New optimizer, training loop and callbacks

Patrick · September 10, 2018, 4:26pm

Hi,

I was really hoping that fastaiV1 would provide support for observational weights. Based on what’s above, I can’t see how this would be easily integrated since only the features and target batches are being requested from the data.train_dl. Would it make sense to have the API always accept observational weights and if the user doesn’t provide any, just use pass through an array of 1.0’s to represent the equality of information in each observation?

Cheers,
Patrick

sgugger · September 10, 2018, 4:51pm

I’m not entirely familiar with observational weights but from what I see in your PR on fastai it’s entirely doable in a callback without changing the API:

the weights should be added as parameters of the models so that get trained by the current API
on the on_batch_begin you can change the inputs by using those weights

Other solution, you can stack the fastai_v1 model (to be coming later) on top of a custom pre_model that deals with the observational weights and will change the input.

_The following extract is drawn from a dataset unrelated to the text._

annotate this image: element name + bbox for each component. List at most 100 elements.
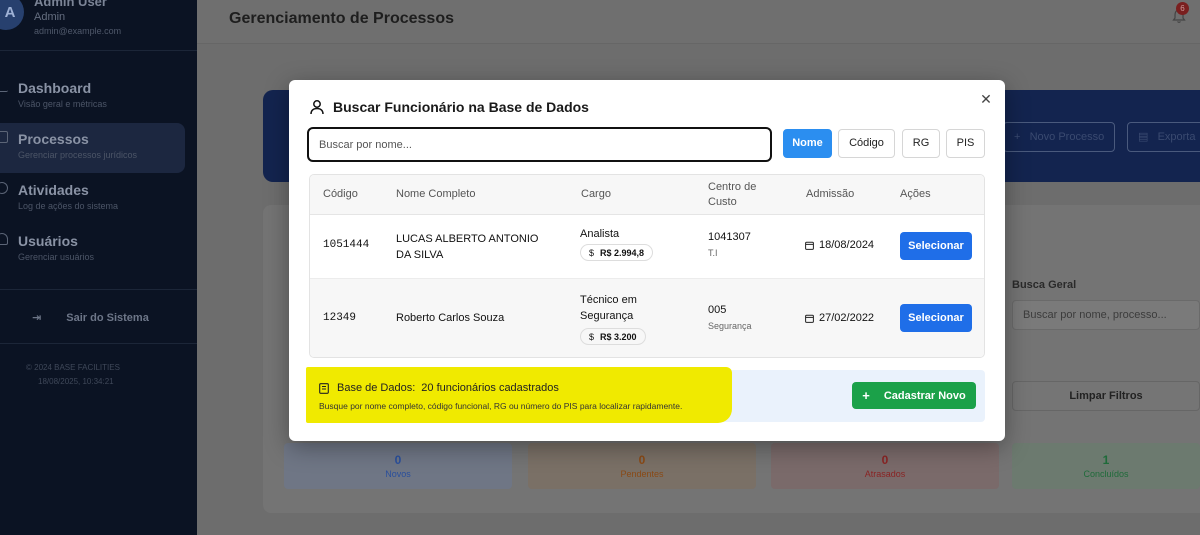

Patrick · September 10, 2018, 8:45pm

Observational weights just tells your loss function that certain observations matter more than others (i.e. should be “up-weighted” relative to other observations) because there’s more information contained in that observation than other observations. They are not trainable parameters. They are artifacts of the data and the practitioner’s prior beliefs.

I admittedly do not understand the callbacks. I looked at the repo for an EyeOfSauron.ipynb to understand better but didn’t see it anywhere. Did I miss it?

sgugger · September 10, 2018, 10:04pm

Oh if they aren’t trainable then it’s even easier. You just have to create a custom dataloader for your training set and that’s pretty much it.
The callbacks are all in the notebook of the same name (004_callbacks.ipynb).

TheShadow29 · September 11, 2018, 12:38am

@sgugger Just wondering, shouldn’t the line on https://github.com/fastai/fastai_v1/blob/master/fastai/basic_train.py#L37 be

for (*xb, yb) in progress_bar(data.trn_dl, parent=pbar)

*xb would allow one to have multiple argument outputs from the dataset. Take the example of siamese nets where you need to pass two images instead of one. At least, this the line on the fastai/fastai repo.

jeremy · September 11, 2018, 4:36pm

Yup probably - we haven’t got to that bit yet.

stephenjohnson · September 14, 2018, 11:11pm

I believe that torch.argmax could be used instead of torch.max and then no need to use [1] which simplifies it just a bit.

Change

def accuracy(out, yb):
   preds = torch.max(out, dim=1)[1]
   return (preds==yb).float().mean()

To

def accuracy(out, yb):
   preds = torch.argmax(out, dim=1)
   return (preds==yb).float().mean()

sgugger · September 14, 2018, 11:21pm

Indeed! Feel free to suggest a PR to change this.

stephenjohnson · September 15, 2018, 1:07am

PR has been submitted.

fredguth · October 11, 2018, 3:29pm

Very interesting. I tried using your code, but there was a lot of warnings and eventually OverflowError.